Coffee and Acid Reflux
If you experience heartburn or GERD, coffee can make it worse, but not for the reason most people assume. Both regular and decaffeinated coffee stimulate gastric acid secretion at similar levels, meaning caffeine isn’t the main culprit. Decaffeinated coffee produced nearly as much stomach acid as regular coffee in controlled testing. So switching to decaf won’t necessarily solve reflux symptoms. Reducing the total amount of coffee, or drinking it with food, tends to be more effective than eliminating caffeine alone.
What About Acrylamide in Coffee?
Coffee does contain acrylamide, a chemical that forms when foods are roasted or cooked at high temperatures. It’s classified as a probable carcinogen based on animal studies where rodents received very high doses in drinking water. In humans, the picture looks different. A large body of epidemiologic research has found no consistent evidence that dietary acrylamide exposure is associated with increased cancer risk.

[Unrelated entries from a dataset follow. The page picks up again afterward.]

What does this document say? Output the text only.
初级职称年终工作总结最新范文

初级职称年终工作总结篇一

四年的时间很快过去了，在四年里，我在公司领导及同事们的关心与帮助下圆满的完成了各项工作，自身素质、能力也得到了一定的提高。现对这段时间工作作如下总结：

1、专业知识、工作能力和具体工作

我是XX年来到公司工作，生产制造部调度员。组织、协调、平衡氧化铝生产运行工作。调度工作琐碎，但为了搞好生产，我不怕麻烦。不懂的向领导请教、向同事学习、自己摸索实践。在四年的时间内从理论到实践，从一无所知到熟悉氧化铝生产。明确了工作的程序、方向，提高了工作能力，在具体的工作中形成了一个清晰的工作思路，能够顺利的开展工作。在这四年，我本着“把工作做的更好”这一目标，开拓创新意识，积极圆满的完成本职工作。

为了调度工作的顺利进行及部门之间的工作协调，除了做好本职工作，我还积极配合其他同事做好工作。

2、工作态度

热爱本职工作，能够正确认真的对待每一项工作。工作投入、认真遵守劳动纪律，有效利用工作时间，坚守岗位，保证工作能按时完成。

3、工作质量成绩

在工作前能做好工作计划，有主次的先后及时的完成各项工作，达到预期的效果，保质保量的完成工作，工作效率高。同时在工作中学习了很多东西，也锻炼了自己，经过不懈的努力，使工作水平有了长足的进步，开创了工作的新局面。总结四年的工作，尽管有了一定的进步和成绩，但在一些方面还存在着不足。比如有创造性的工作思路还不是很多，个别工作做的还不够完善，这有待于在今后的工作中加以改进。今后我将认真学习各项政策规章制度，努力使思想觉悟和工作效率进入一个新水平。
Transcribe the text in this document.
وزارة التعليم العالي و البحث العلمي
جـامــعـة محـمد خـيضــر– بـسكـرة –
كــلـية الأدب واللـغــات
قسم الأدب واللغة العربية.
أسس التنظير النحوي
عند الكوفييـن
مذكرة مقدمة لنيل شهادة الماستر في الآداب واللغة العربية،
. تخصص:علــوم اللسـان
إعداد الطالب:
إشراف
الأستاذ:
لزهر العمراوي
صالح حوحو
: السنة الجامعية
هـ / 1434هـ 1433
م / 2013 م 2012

The amounts present in coffee are far lower than the doses used in animal experiments, and coffee drinkers as a group actually show lower overall mortality than non-drinkers, which would be difficult to explain if acrylamide in coffee posed a meaningful cancer risk.
The Bottom Line on How Much to Drink
For a healthy, non-pregnant adult, 1 to 3 cups of filtered coffee per day sits in the sweet spot: associated with lower risks of heart disease, diabetes, neurodegenerative disease, and early death. Beyond 4 cups, the benefits plateau and some risks begin to creep upward. If you’re pregnant, keeping intake under 200 milligrams of caffeine protects against the most well-documented risks. And if you’re sensitive to acid reflux or sleep disruption, adjusting the timing and amount of your coffee will do more good than eliminating it entirely.